1本ごとに順番に仕上げるのではなく、毎日日替わりで違う楽器の作業をしています
フォトジェニの安レスポールではありますが、膨大なマンアワーを費やしています
前回記事では、ビグスビータイプのビブラートユニットを搭載するに際し、ローラー式ブリッジを組み合わせる過程を記事にしました。
本物のレスポールにもビグスビーユニット搭載モデルがありますが、レスポールの尖った形のサドルや、ナット部分で横方向の力が加わるヘッドデザインは、本来ビブラートユニットを装備することなど想定していなかったと思われます。
私自身はこれまでの人生、FENDER系の楽器しか愛用してこなかったので、弄ることが趣味になった現在では、この後付けのビグスビーユニットの扱いには毎回苦労しています
私の中では九割方結論が出ていて、これはきっと実用的な装備ではなく、見た目のゴージャスさを売りにしている装備に違いないと…
しかしまぁ、取り付けるからにはなんとか試行錯誤しながら使える物にしたいと悪戦苦闘しています
・・・で、今回はさらに、ナットにもローラー式の物を装備することにしました
これも中国製のパーツだと思いますが、ローラーに入れられた溝を見てください。
弦の太さに合わせたサイズの溝が切られていたはずですが、組み立て担当の作業員はその趣旨を理解していなかったようで、5・6弦用と思われるローラーが中央に配置されています
右側2つは入れ替えないとダメですね。
実際にはこの溝のサイズは、弦の太さには全くマッチしておらず、このまま使うと弦の高さが指板アールとも一致しません。

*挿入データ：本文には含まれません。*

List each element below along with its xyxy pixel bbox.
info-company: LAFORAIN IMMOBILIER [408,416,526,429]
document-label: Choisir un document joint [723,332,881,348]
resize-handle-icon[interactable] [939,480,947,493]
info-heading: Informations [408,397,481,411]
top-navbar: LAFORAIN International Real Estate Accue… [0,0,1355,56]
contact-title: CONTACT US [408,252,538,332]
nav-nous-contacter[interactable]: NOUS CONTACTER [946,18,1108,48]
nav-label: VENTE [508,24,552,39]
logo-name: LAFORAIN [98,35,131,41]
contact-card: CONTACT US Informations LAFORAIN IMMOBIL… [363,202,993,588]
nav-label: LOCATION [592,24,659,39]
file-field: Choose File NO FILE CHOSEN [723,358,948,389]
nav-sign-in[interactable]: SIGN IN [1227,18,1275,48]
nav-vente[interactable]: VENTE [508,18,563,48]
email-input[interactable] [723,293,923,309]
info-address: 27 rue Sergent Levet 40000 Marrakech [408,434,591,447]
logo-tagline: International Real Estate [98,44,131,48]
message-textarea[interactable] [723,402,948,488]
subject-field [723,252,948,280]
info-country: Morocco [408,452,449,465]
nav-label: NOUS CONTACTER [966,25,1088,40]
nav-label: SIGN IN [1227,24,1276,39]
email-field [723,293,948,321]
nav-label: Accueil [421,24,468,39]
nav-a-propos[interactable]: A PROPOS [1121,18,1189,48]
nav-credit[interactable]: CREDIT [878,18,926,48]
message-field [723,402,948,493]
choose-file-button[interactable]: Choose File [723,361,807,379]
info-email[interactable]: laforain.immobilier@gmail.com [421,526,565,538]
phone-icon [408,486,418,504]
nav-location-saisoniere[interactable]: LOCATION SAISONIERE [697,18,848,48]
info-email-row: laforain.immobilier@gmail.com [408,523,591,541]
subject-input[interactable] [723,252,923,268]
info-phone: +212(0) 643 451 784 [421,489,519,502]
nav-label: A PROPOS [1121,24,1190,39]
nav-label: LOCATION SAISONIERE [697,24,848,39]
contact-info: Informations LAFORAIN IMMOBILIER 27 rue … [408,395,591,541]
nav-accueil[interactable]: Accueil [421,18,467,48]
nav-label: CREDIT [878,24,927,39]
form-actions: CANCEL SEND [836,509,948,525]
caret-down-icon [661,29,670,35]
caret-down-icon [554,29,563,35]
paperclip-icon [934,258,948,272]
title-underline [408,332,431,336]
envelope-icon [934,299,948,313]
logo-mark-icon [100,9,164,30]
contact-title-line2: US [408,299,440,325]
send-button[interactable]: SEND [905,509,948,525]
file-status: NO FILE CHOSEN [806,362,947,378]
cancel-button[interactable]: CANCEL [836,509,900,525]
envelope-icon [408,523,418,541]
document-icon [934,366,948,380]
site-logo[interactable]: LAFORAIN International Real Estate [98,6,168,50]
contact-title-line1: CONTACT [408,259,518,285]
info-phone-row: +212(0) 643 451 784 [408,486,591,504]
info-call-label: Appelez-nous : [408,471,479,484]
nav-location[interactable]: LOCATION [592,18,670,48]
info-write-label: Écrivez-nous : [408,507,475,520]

しかも思った通り、中央のローラーは固着して回転しません。
中国製の安パーツは、あくまで「素材」であって、使える物にするためには自分で加工が必要になります。
まずは横ピンを抜いて分解
爪楊枝の先端を軽く当てただけでスムーズに回転するように擦り合わせを実施します。
次に各ローラーをドリルビットの代わりに先端に装着し、ナットファイリング用のヤスリを当てて溝を切っていきます。
画像は作業途中の5・6弦用ローラーですが、元の溝とはこれくらい幅も深さも違うものになります。
またこの作業は、ナット部分での弦高調整も兼ねているので、何度も脱着を繰り返して調整を加えます。
解説が前後しますが、このローラーナットは、FENDER系用に作られたものらしく、ヘッドにアングルのあるレスポールにそのまま装備しようとすると、ナット上方部分に弦が当たってローラーが機能しません。
そこで土台部分に楔型のスペーサーを製作して装着します。
まずは指板面に合わせてローズ部分を切り取り、この上に楔型の土台を設置します。
また、さらに気を付けなければならない重要なポイントがあります
本来のナットの先端は、このローラーナットではローラーの頂点になります。なのでローラーの頂点が0フレット位置にくるように、指板を3㎜切り詰める必要があります。
これがその際の画像で、指板を3㎜切り落とすためにノコを入れたところです。
元が抜け殻だったので、他全ての装備を再建する必要があります
コントロールのPOTは、ミニサイズではありますが信頼の国産ALPHAのパーツで作り直します。実測してみると、米国製よりも直流抵抗値の誤差は小さいです。
トグルスイッチも、中国製のチープなBOXタイプではなく、一般的なデザインの物を使います。
フレットの減りはそれほどではありませんが、長期間放置された楽器なので軽く擦り合わせをし、コンパウンドで研磨しておきます。